Вчера, возвращаясь из Парижа, нас опять навестил Августовский. Он читал партитуру и швырял похвалы лопатою – как истопник швыряет уголь. Так и следовало! Это, насколько я знаю, самая искусная тональная поэма из написанных после войны; и, Сиксмит, смею тебя заверить, что немало из лучших ее идей принадлежит мне. Полагаю, секретарю должно смириться с отказом от участия в авторстве, но закрыть рот на замок всегда нелегко. Но лучшее еще впереди – на фестивале в Кракове, который состоится через три недели, Августовский хочет устроить ее премьеру и сам будет стоять за пультом!
Вчера поднялся ни свет ни заря и весь день переписывал эту вещь набело. Неожиданно она показалась мне отнюдь не короткой. У меня перестали разгибаться пальцы правой руки, а нотные станы настолько впечатались в сетчатку, что виделись мне и с закрытыми веками, но к ужину я закончил. Мы вчетвером выпили пять бутылок вина, чтобы отпраздновать это дело. На десерт был подан наилучший мускат.
Ныне являюсь золотым мальчиком Зедельгема. Оч. долго не был чьим-либо золотым мальчиком, и мне это весьма по душе. Иокаста предложила мне перебраться из гостевой комнаты в одну из больших неиспользуемых спален на третьем этаже, которую обставят по моему пожеланию всем, что привлечет мой взор в остальных помещениях Зедельгема. Эйрс поддержал этот порыв, и я сказал, что согласен. К моему удовольствию, Миссочка-Крысочка потеряла самообладание и заканючила:
– Ой, мама, почему бы не вписать его еще и в завещание? Почему бы не отдать ему половину поместья?
Не извинившись, она встала из-за стола. Эйрс проворчал, достаточно громко, чтобы она могла услышать:
– Первая хорошая идея, что пришла ей в голову за семнадцать лет! По крайней мере, Фробишер отрабатывает свое чертово содержание!

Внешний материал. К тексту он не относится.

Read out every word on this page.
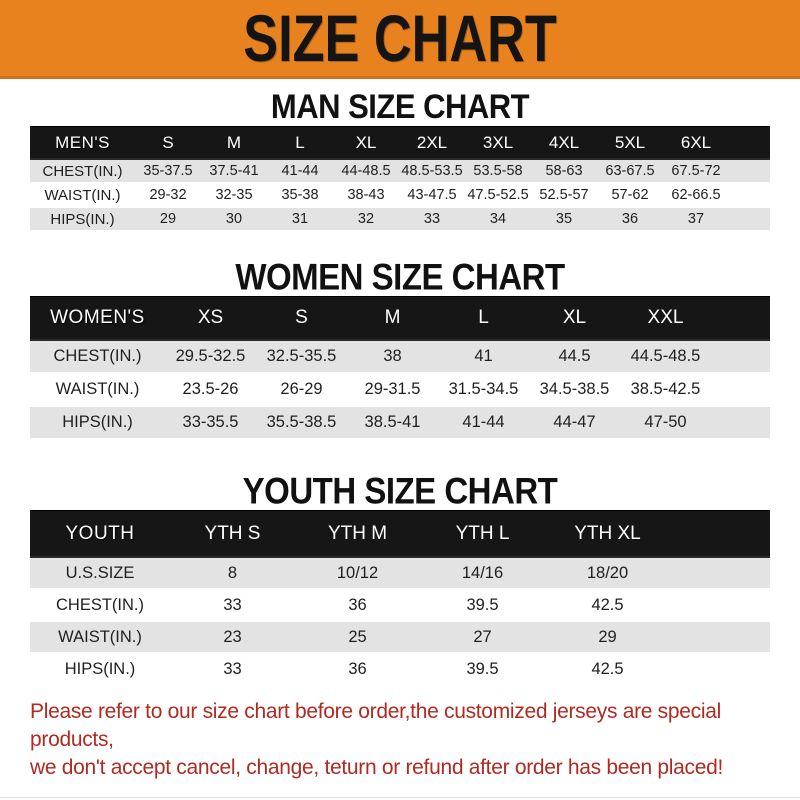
SIZE CHART
MAN SIZE CHART
MEN'S	S	M	L	XL	2XL	3XL	4XL	5XL	6XL	
CHEST(IN.)	35-37.5	37.5-41	41-44	44-48.5	48.5-53.5	53.5-58	58-63	63-67.5	67.5-72	
WAIST(IN.)	29-32	32-35	35-38	38-43	43-47.5	47.5-52.5	52.5-57	57-62	62-66.5	
HIPS(IN.)	29	30	31	32	33	34	35	36	37	
WOMEN SIZE CHART
WOMEN'S	XS	S	M	L	XL	XXL	
CHEST(IN.)	29.5-32.5	32.5-35.5	38	41	44.5	44.5-48.5	
WAIST(IN.)	23.5-26	26-29	29-31.5	31.5-34.5	34.5-38.5	38.5-42.5	
HIPS(IN.)	33-35.5	35.5-38.5	38.5-41	41-44	44-47	47-50	
YOUTH SIZE CHART
YOUTH	YTH S	YTH M	YTH L	YTH XL	
U.S.SIZE	8	10/12	14/16	18/20	
CHEST(IN.)	33	36	39.5	42.5	
WAIST(IN.)	23	25	27	29	
HIPS(IN.)	33	36	39.5	42.5	
Please refer to our size chart before order,the customized jerseys are special products,
we don't accept cancel, change, teturn or refund after order has been placed!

Хозяева мои не пожелали слышать от меня извинений, сказали, что это Ева должна передо мной извиниться, что ей необходимо распрощаться со своими докоперниковскими воззрениями, согласно которым Вселенная вращается вокруг ее персоны. Музыка для моих ушей. Также по делу: Ева вместе с двадцатью своими одноклассницами оч. скоро на несколько месяцев отправляется в Швейцарию учиться на медсестру Еще больше музыки! Это будет таким же облегчением, как если бы выпал гнилой зуб. Новая моя комната достаточно просторна для парной игры в бадминтон; в ней стоит кровать с пологом на четырех столбиках, с какового полога мне пришлось стряхивать прошлогоднюю моль; кордовская цветная кожа прошлого века отслаивается от стен, напоминая чешую дракона, но по-своему привлекательна; стеклянный шар цвета индиго для отпугивания злых духов; книжный шкаф, отделанный полированным ореховым деревом; шесть министерских кресел; escritoire[23] из смоковницы, за которым я пишу это письмо. Жимолость пропускает достаточно кружевного света. К югу открывается вид на сероватый сад с подстриженными деревьями. К западу – на луга, где пасутся коровы, и на церковный шпиль, вздымающийся над лесом за ними. Тамошние колокола служат мне личными часами. (По правде сказать, Зедельгем, словно Брюгге в миниатюре, может похвастаться великим множеством старинных часов, бой которых раздается то чуть раньше, то чуть позже положенного.) В общем, здесь на порядок или два роскошнее наших комнат на Уайменлейн, на порядок или два менее роскошно, чем в «Савое» или «Империале», но просторно и безопасно. Если только я не допущу неловкости или неосторожности.